As a YO I would be absolutely livid if anyone disciplined my dogs though.

My dogs are watch dogs, they do a job, that's what they are here for, they aren't pat dogs, they _*guard*_ my property and that means telling me whenever someone comes down the laneway. They bark, but they wouldn't dream of jumping at a vehicle unless there was a dog barking at them from within, if a car gets scratched because of that, well, sorry,but tough, rules are _*NO*_ visiting dogs, _at all_, even in vehicles.

However, as Guard dogs, I take responsibility for them and accept that most people find them intimidating, that is the intention, they are not permitted to run loose during the obvious hours when an Owner might be expected to visit their horse, and at any other time between 8pm to 7am, they are only out of their yard if one of us is also outside. 

On the other hand, as an Owner, I wouldn't be impressed at all at a dog jumping up at my car, but I would just see it as part and parcel of parking on a public yard where I *knew* yard dogs were free to do as they pleased. 

I think, if I was excessively bothered I would have a word with the YO and ask if there was any specific command she would like me to use to get the dog to back off. 

No way would I ever consider asking for money for repairs, that would probably come under the yard disclaimer in the contract, I know it does in mine! 

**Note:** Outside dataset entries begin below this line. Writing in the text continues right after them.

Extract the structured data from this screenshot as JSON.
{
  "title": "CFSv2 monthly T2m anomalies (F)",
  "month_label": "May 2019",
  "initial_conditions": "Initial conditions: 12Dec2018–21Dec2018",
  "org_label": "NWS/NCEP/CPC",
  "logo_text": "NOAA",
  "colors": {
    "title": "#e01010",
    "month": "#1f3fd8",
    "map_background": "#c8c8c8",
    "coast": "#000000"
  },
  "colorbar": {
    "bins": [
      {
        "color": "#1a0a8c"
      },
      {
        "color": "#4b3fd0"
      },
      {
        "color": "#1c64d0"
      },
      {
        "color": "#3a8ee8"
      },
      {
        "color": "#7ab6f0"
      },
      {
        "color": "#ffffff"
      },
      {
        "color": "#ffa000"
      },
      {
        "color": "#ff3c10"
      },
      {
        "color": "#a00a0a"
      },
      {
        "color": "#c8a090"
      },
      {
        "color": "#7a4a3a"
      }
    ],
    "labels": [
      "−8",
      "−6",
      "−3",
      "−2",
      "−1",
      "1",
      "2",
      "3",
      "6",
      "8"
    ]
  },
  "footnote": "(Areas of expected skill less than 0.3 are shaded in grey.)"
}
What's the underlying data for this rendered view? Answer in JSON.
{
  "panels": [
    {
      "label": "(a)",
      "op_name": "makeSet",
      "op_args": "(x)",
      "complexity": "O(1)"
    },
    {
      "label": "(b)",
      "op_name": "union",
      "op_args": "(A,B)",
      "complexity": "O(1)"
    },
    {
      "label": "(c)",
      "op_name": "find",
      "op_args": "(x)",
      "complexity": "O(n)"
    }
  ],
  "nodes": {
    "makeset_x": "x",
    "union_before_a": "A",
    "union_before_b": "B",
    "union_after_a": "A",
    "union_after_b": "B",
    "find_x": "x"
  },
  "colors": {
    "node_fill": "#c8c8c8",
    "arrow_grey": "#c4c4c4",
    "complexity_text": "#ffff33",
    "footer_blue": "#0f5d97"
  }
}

"Stables take, or accept, no responsibility for damage, accident, injury (blah, blah, blah) to Owners, visitors or property....."


----------



## 3~2~1 (18 January 2011)

Thanks again for replies, there is no livery contract, it is merely a small(ish) ex farm - it just has a few units on which are rented out to various businesses and then the four stables over in one corner, and the YO's mobile home, I know its a tricky situation and i'm not a "car loving worshiper" my car really is one of the most unimportant things to me BUT I am not made of money and work hard for what i save up for and that's why it does bother me, and to answer the person who said I should buy an old banger, well to be honest I can't afford to tax/mot/insure 2 cars just so I can keep one for best and one for the yard, and the one I do have is what I need for the yard/towing trailer/collecting hay/feed etc, and is also used to ferry me back and forth to the school/work etc.

Think I will have another word with YO tomorrow and see where I go from there, hopefully she will be a little more interested this time I mention it.


----------